The article points out that, according to Bapela, neither of the other two bidders to become SAA’s strategic equity partners could show they were financially strong enough. Takatso’s majority partner, Harith, on the other hand, was described by Bapela as “very liquid”.
When Takatso realised the other bidders were not financially strong enough, it “bargained hard”, with the result that the DPE ended up with a 49% stake, Bapela said.
“The state wanted a good deal and someone with money to save SAA. When SAA went into business rescue in December 2019, none of the big four local banks wanted to help out anymore as they saw it as too risky,” said Bapela.

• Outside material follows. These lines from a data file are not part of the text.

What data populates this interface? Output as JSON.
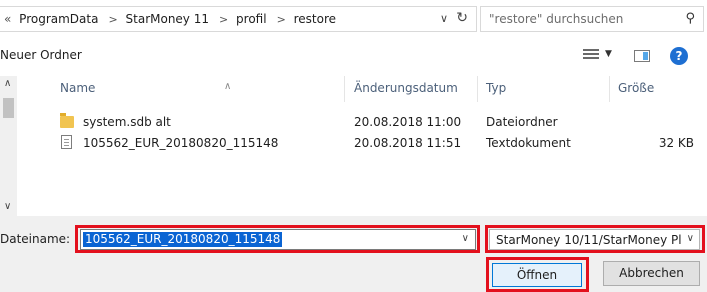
{
  "address": {
    "back_glyph": "«",
    "crumbs": [
      "ProgramData",
      "StarMoney 11",
      "profil",
      "restore"
    ]
  },
  "search": {
    "placeholder": "\"restore\" durchsuchen"
  },
  "toolbar": {
    "new_folder_label": "Neuer Ordner"
  },
  "columns": {
    "name": "Name",
    "date": "Änderungsdatum",
    "type": "Typ",
    "size": "Größe"
  },
  "files": [
    {
      "name": "system.sdb alt",
      "date": "20.08.2018 11:00",
      "type": "Dateiordner",
      "size": "",
      "icon": "folder-icon"
    },
    {
      "name": "105562_EUR_20180820_115148",
      "date": "20.08.2018 11:51",
      "type": "Textdokument",
      "size": "32 KB",
      "icon": "text-document-icon"
    }
  ],
  "bottom": {
    "filename_label": "Dateiname:",
    "filename_value": "105562_EUR_20180820_115148",
    "filetype_value": "StarMoney 10/11/StarMoney Pl",
    "open_label": "Öffnen",
    "cancel_label": "Abbrechen"
  },
  "colors": {
    "highlight": "#e3101d",
    "selection": "#0a64d3",
    "help": "#1e6fd2"
  }
}
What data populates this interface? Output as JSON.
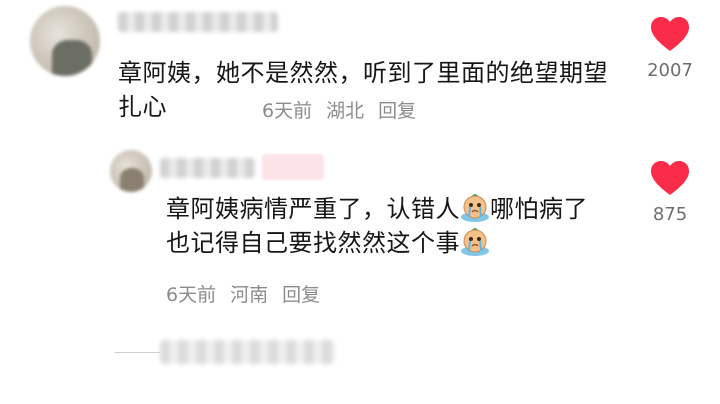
{
  "comments": [
    {
      "text": "章阿姨，她不是然然，听到了里面的绝望期望扎心",
      "time": "6天前",
      "location": "湖北",
      "reply_label": "回复",
      "like_count": "2007"
    },
    {
      "text_part1": "章阿姨病情严重了，认错人",
      "text_part2": "哪怕病了也记得自己要找然然这个事",
      "time": "6天前",
      "location": "河南",
      "reply_label": "回复",
      "like_count": "875",
      "emoji": "crying-emoji"
    }
  ],
  "colors": {
    "heart": "#fa2c4a",
    "meta": "#8c8c8c",
    "text": "#161616"
  },
  "icons": [
    "heart-icon",
    "crying-emoji"
  ]
}
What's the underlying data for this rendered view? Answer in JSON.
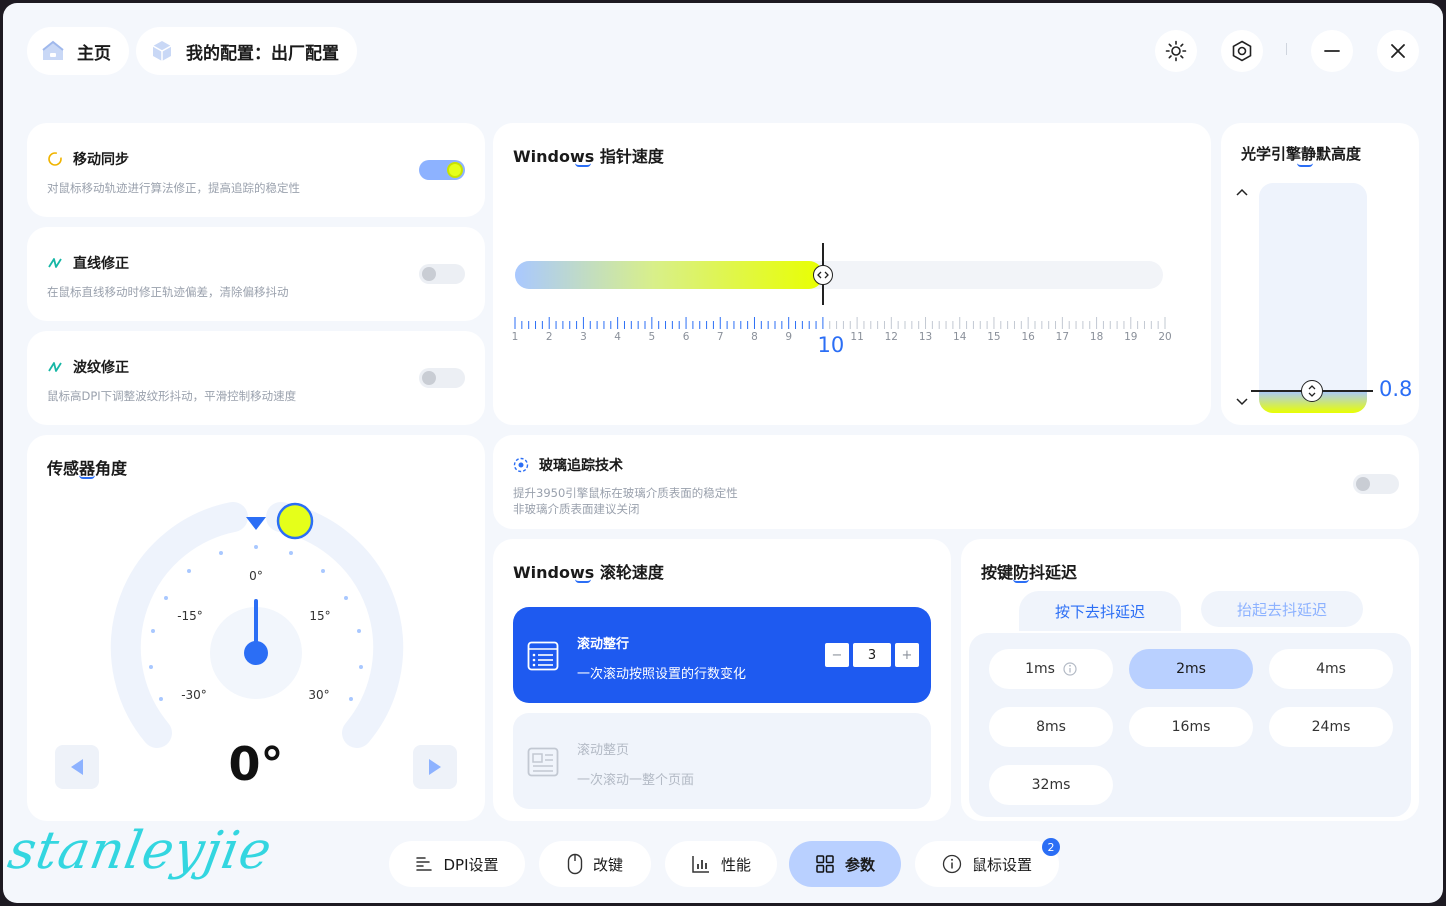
{
  "header": {
    "home_label": "主页",
    "profile_label": "我的配置：出厂配置",
    "icons": [
      "home-icon",
      "cube-icon",
      "brightness-icon",
      "settings-hex-icon",
      "minimize-icon",
      "close-icon"
    ]
  },
  "features": [
    {
      "title": "移动同步",
      "desc": "对鼠标移动轨迹进行算法修正，提高追踪的稳定性",
      "enabled": true,
      "icon": "circle-sync-icon"
    },
    {
      "title": "直线修正",
      "desc": "在鼠标直线移动时修正轨迹偏差，清除偏移抖动",
      "enabled": false,
      "icon": "line-correct-icon"
    },
    {
      "title": "波纹修正",
      "desc": "鼠标高DPI下调整波纹形抖动，平滑控制移动速度",
      "enabled": false,
      "icon": "ripple-correct-icon"
    }
  ],
  "pointer_speed": {
    "title": "Windows 指针速度",
    "value": 10,
    "value_label": "10",
    "min": 1,
    "max": 20,
    "ticks": [
      "1",
      "2",
      "3",
      "4",
      "5",
      "6",
      "7",
      "8",
      "9",
      "11",
      "12",
      "13",
      "14",
      "15",
      "16",
      "17",
      "18",
      "19",
      "20"
    ]
  },
  "lod": {
    "title": "光学引擎静默高度",
    "value": 0.8,
    "value_label": "0.8",
    "level_fraction": 0.1
  },
  "sensor_angle": {
    "title": "传感器角度",
    "value": 0,
    "value_label": "0°",
    "labels": {
      "zero": "0°",
      "neg15": "-15°",
      "pos15": "15°",
      "neg30": "-30°",
      "pos30": "30°"
    }
  },
  "glass": {
    "title": "玻璃追踪技术",
    "desc1": "提升3950引擎鼠标在玻璃介质表面的稳定性",
    "desc2": "非玻璃介质表面建议关闭",
    "enabled": false
  },
  "scroll": {
    "title": "Windows 滚轮速度",
    "line_title": "滚动整行",
    "line_desc": "一次滚动按照设置的行数变化",
    "line_value": "3",
    "minus": "−",
    "plus": "+",
    "page_title": "滚动整页",
    "page_desc": "一次滚动一整个页面"
  },
  "debounce": {
    "title": "按键防抖延迟",
    "tab_press": "按下去抖延迟",
    "tab_release": "抬起去抖延迟",
    "selected": "2ms",
    "options": [
      "1ms",
      "2ms",
      "4ms",
      "8ms",
      "16ms",
      "24ms",
      "32ms"
    ]
  },
  "nav": {
    "items": [
      "DPI设置",
      "改键",
      "性能",
      "参数",
      "鼠标设置"
    ],
    "active": "参数",
    "badge": "2"
  },
  "watermark": "stanleyjie",
  "colors": {
    "accent": "#2b6ef5",
    "highlight": "#e5ff1a",
    "selected_chip": "#b9d0ff"
  }
}
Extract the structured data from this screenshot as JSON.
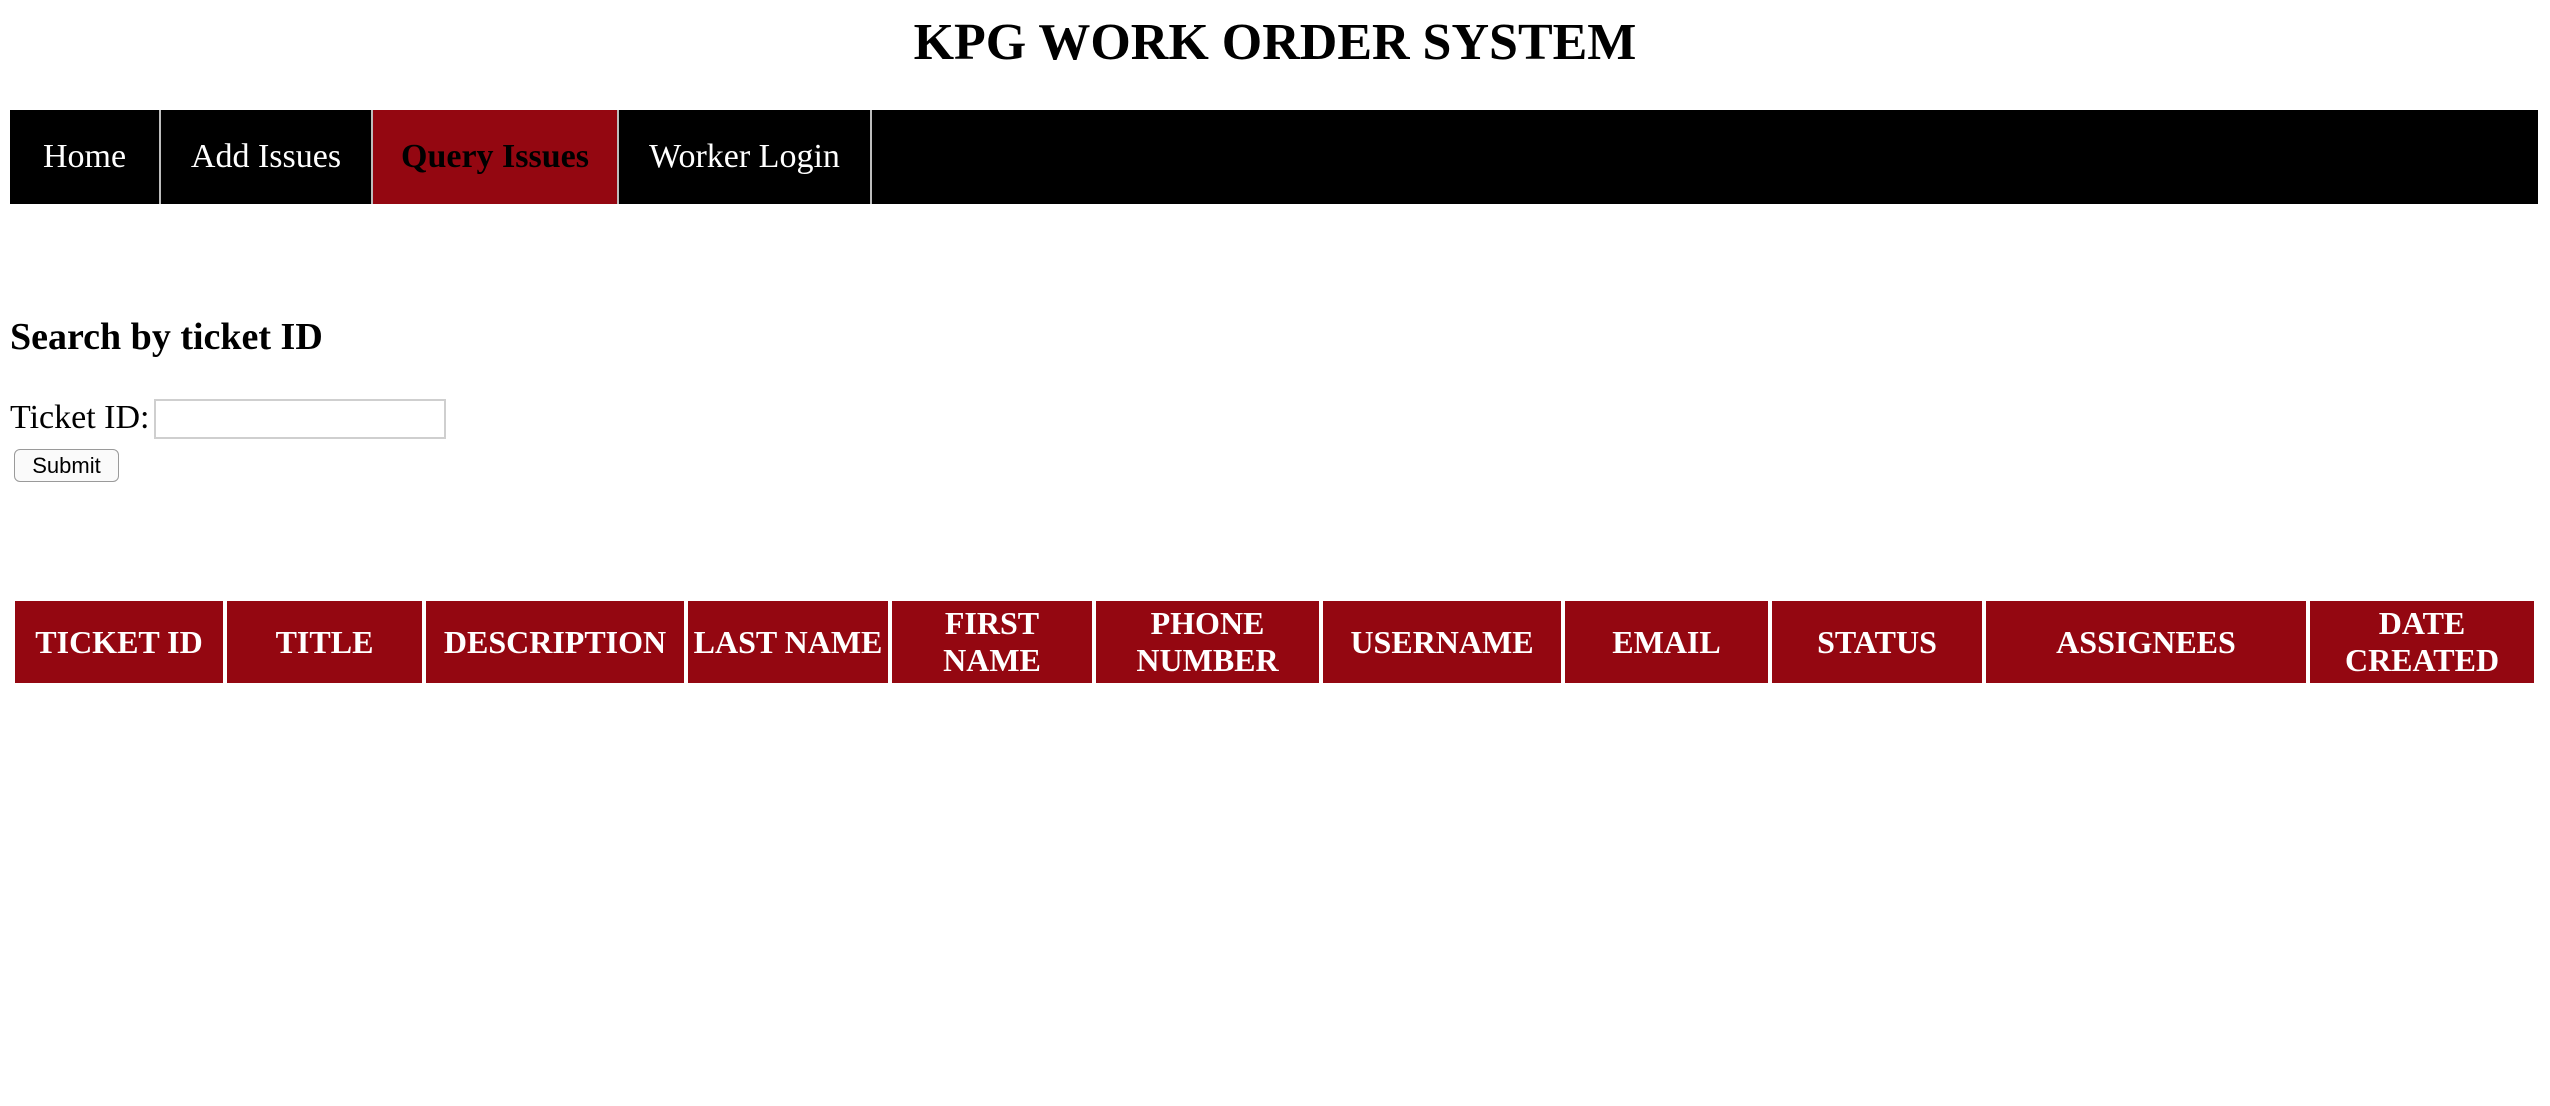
{
  "site": {
    "title": "KPG WORK ORDER SYSTEM"
  },
  "nav": {
    "items": [
      {
        "label": "Home",
        "active": false
      },
      {
        "label": "Add Issues",
        "active": false
      },
      {
        "label": "Query Issues",
        "active": true
      },
      {
        "label": "Worker Login",
        "active": false
      }
    ]
  },
  "search": {
    "heading": "Search by ticket ID",
    "label": "Ticket ID:",
    "value": "",
    "submit_label": "Submit"
  },
  "table": {
    "columns": [
      "TICKET ID",
      "TITLE",
      "DESCRIPTION",
      "LAST NAME",
      "FIRST NAME",
      "PHONE NUMBER",
      "USERNAME",
      "EMAIL",
      "STATUS",
      "ASSIGNEES",
      "DATE CREATED"
    ],
    "rows": []
  },
  "colors": {
    "nav_background": "#000000",
    "accent": "#940711",
    "header_text": "#ffffff"
  }
}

The article points out that he added:
We could look at buying the minority stake in Takatso if the minority stakeholders walk out due to the conditions set by the Competition Commission. The majority and minority shareholders in Takatso are now fighting with each other. Let us first wait for the matter to be finalised by the Competition Tribunal.
Gidon Novick, who represents the minority shareholders in Takatso, told News24 they have no plans to sell their shares at this stage. In November last year, Novick resigned as director representing the minority shareholders on the Takatso board, citing concerns about a lack of communication and the consortium’s ability to raise enough money.
“It’s difficult to understand how minority shareholders in a company without any board representation or access to information would present a problem,” he told News24 on Thursday.
Takatso responded to News24 that it could not comment on a scenario where government buys the stake of the minority shareholders “because it is not the transaction we are party to”.
The News24 article adds that, at the end of the briefing, the committee decided to send a list of further questions for the DPE and SAA to respond to in writing. These questions include why SAA is not the majority stakeholder in the Takatso deal, whether it means that SAA is being privatised, and how much Takatso will pay for SAA.
SAA’s acting CEO Professor John Lamola told the committee that he and his interim management team are giving all the support they can to the DPE and Takatso.
“We welcome the Competition Commission’s approval and look forward to a final decision by the Competition Tribunal. SAA is doing well in terms of surviving. To thrive and regain market share, it needs a serious capital injection. That is the reason for the private equity deal with Takatso,” he said.
A good departure point
We are possibly presented with two perfect cases that highlight the challenges associated with the business rescue process.
The SAA rescue should never still be ongoing. This continued purgatory is damaging the brand and is detracting from value that shareholders could capitalise on. On the other hand, at least the airline is in operation and the shareholders are receiving some value. As long as the rescue is ongoing, industry experts will use it as a case study for one of the biggest challenges associated with business rescue.
Either way, we have learned a lot of lessons through the rescue and will continue to do so for the foreseeable future.